Of course, this wasn't the plan for 2020. I spent three years being proud of the work I'd done on myself without the assistance of Prozac and Klonopin. But neither was...any of this. Coming to terms with reality as opposed to denying it has been a huge area of growth for me this year. Dealing with situations as they are, and not as I wish for them to be has done wonders for my mental health. I'll explain in more detail just what I mean in a future post, but until then, I'll reiterate that if you're really struggling and nothing seems to be helping, please talk to a professional. 

We experienced quite a triple digit heat wave this month, so Nate and I took advantage of cooler temps at the beach! 

Oceanside, Ca

We also continued our Summer of "pool time" in his parent's relaxing backyard. Nettie was elated by this weekend ritual.

I'm still eating as healthy as I can, and salmon is probably my favorite meal to cook. I bought cedar plank salmon filets at Sprouts and grilled them for about 10-15 minutes. Easy and fresh. 


I finally felt comfortable enough last weekend to dine outside. In California, most indoor areas are closed including bars and restaurants. But places can operate outdoors, so we decided to eat at the winery we belong to. The food tasted extra delicious! I still inhaled it pretty quickly, but I savored every bite. 

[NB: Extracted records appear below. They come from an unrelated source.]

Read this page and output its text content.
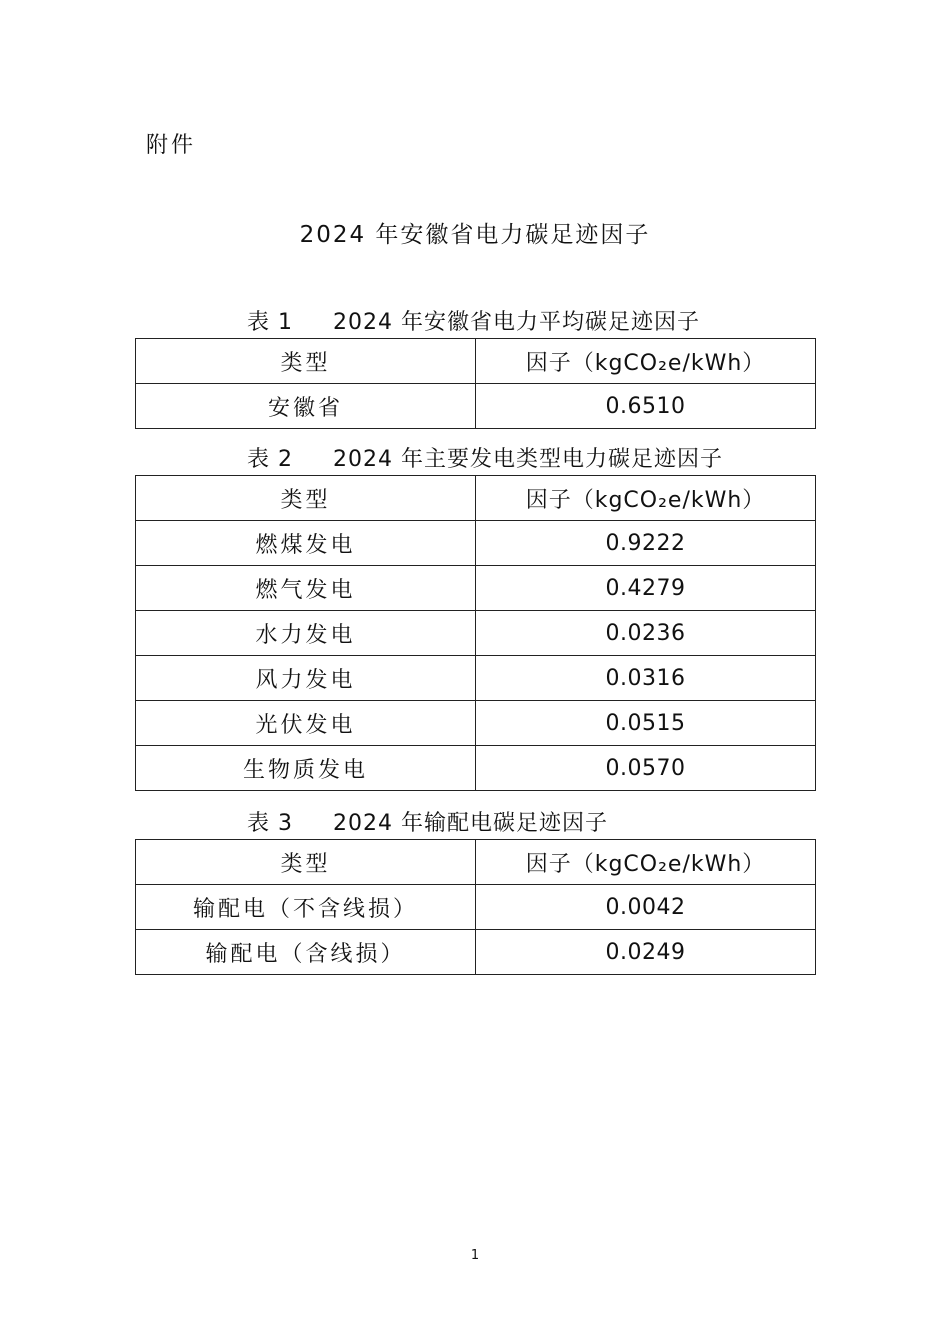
附件
2024 年安徽省电力碳足迹因子
表 1     2024 年安徽省电力平均碳足迹因子
类型	因子（kgCO₂e/kWh）
安徽省	0.6510
表 2     2024 年主要发电类型电力碳足迹因子
类型	因子（kgCO₂e/kWh）
燃煤发电	0.9222
燃气发电	0.4279
水力发电	0.0236
风力发电	0.0316
光伏发电	0.0515
生物质发电	0.0570
表 3     2024 年输配电碳足迹因子
类型	因子（kgCO₂e/kWh）
输配电（不含线损）	0.0042
输配电（含线损）	0.0249
1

What Else I Loved in August: 

My friend Gina shared this podcast episode with me, and I want all of you to listen to it! It features Lori Gottlieb, the author of Maybe You Should Talk to Someone. I'm sure you can tell because I won't shut up about it, but I'm obsessed with her book.

I began watching a series called Bloodline on Netflix and I'm loving it so far. It's about this family that looks perfect on the surface, but there are some pretty dark secrets hidden underneath. It's been around for a few years but Nate stumbled upon it just a few weeks ago. Have you watched it?


I have a shopping post coming up next week, along with a beauty product review shortly after. I'll also talk more in depth about mental health, so I hope any or all of those topics sound interesting to you. I'd love to hear from you guys. Hope you're doing well. How was your month?